Beide loben die Polizeiarbeit der vergangenen Stunden. Man sei schnell vor Ort gewesen, ruhig geblieben und habe die Menschen aufgefordert, keine Gerüchte zu verbreiten. „Ich war ja gestern vor dem Anschlag auch noch hier, hab mir gebratene Mandeln gekauft“, sagt der Mann. „Jetzt guckt man nochmals extra rechts und links.“

Die Tat soll – so jedenfalls ist der Stand der Dinge am Dienstagvormittag – ein Flüchtling aus Pakistan begangen haben, der im Februar nach Deutschland gekommen ist. Würde sich das auf ihre politische Einstellung auswirken? „Nein“, sagt die Frau bestimmt. „So viele müssen flüchten. Dass dann da auch schwarze Schafe drunter sind, ist schlimm. Aber ich bin froh, dass ich hier lebe und wir können Menschen aufnehmen. Wir haben genug auch für sie.“

Der Anschlag ist auch unter den Geflüchteten in Berlin ein großes Thema. Viele bekunden auf Facebook und im persönlichen Gespräch ihr Beileid. „Ich bin traurig“, sagt Abdollah aus Afghanistan. „Hoffentlich war es kein Flüchtling.“ Auch ein aus Syrien geflüchteter Mann sagt: „Das wäre schlimm. Es würde auf uns alle zurückfallen. Viele Menschen würden nicht mehr differenzieren und in allen Flüchtlingen nur noch potenzielle Terroristen sehen.“

Einige Wochen lang hat der syrische Mann dort gewohnt, wo auch der pakistanische Flüchtling untergebracht gewesen sein soll, in der Notunterkunft im ehemaligen Flughafen Tempelhof. Weit mehr als 1.000 Menschen leben hier. Es ist Berlins größtes Flüchtlingsheim. Der Wind weht eisig über das Gelände. Hinein kommt man hier nicht einfach so. Das dient der Sicherheit und der Privatsphäre. Doch am Dienstag ist man noch strikter. Auch das Café, von einer Flüchtlingsinitiative ins Leben gerufen, ist heute geschlossen. Um drei Uhr nachts durchsuchte die Polizei „Hangar 6“ der Unterkunft. Dutzende Beamte der Spezialeinheit (SEK) waren bis morgens um acht Uhr vor Ort.

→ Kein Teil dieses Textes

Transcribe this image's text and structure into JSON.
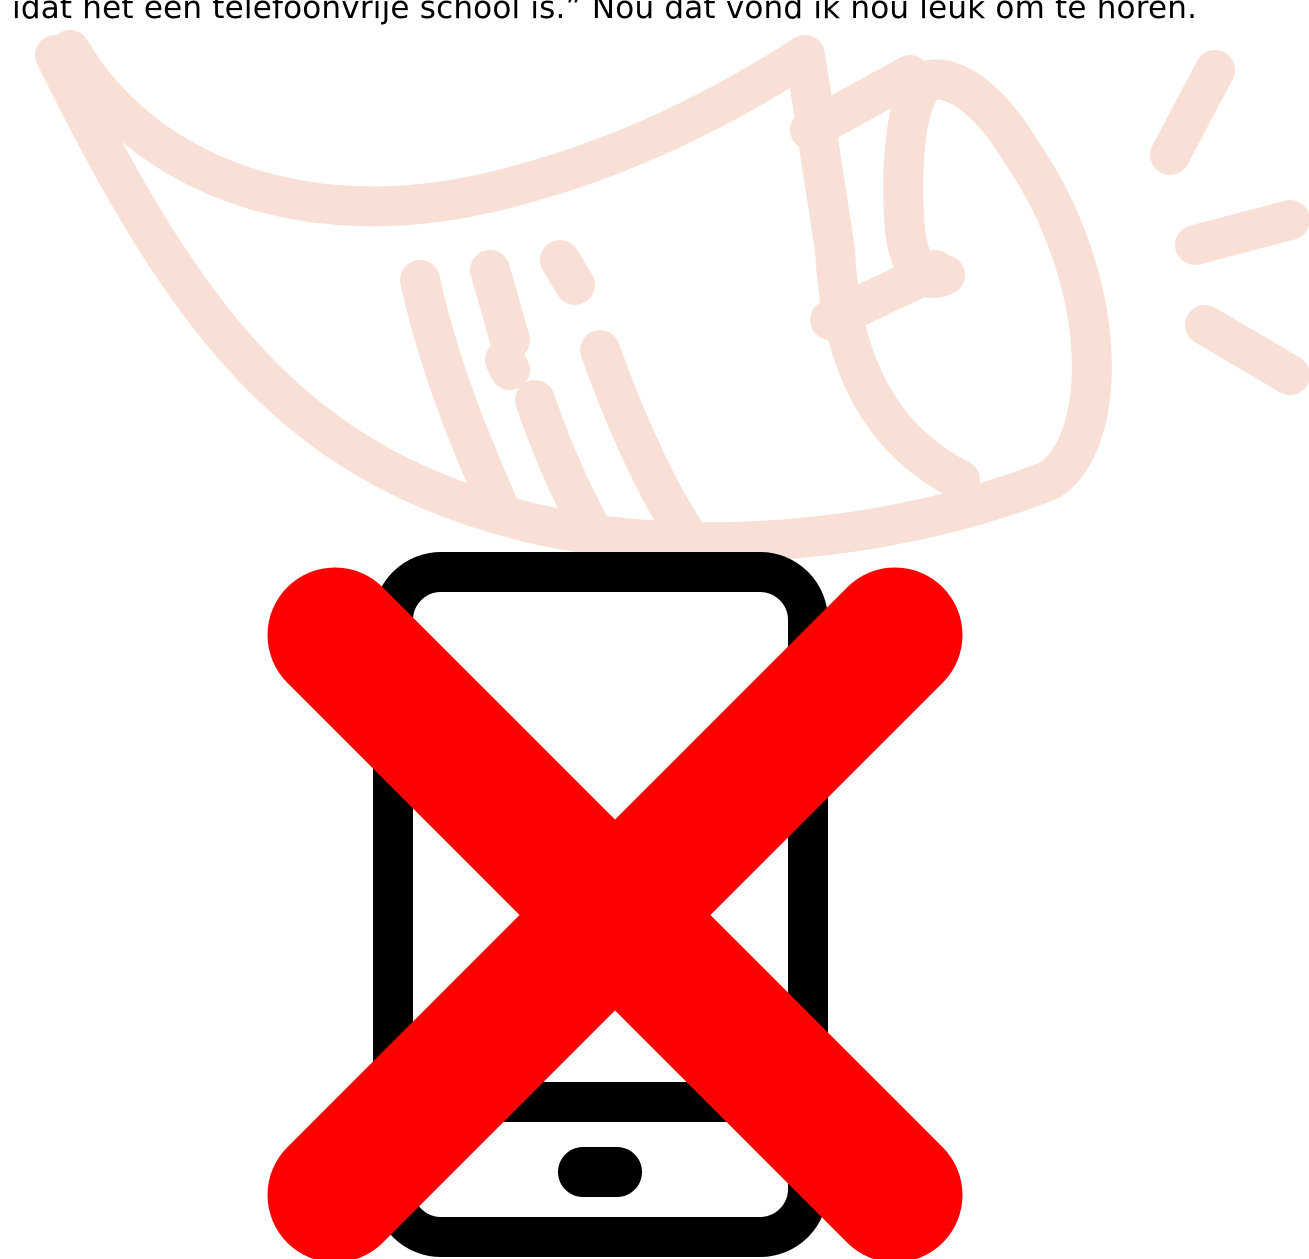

Ein Stück vom Eingang in die Flughalle entfernt berichtet ein junger Flüchtling, dass er glücklicherweise von der Razzia nichts mitbekommen habe. Er sieht verschreckt aus. Als er weitererzählen will, steht plötzlich ein Mitarbeiter des Wachpersonals vor uns und droht mit der Polizei. Der junge Mann läuft schnell ins Haus.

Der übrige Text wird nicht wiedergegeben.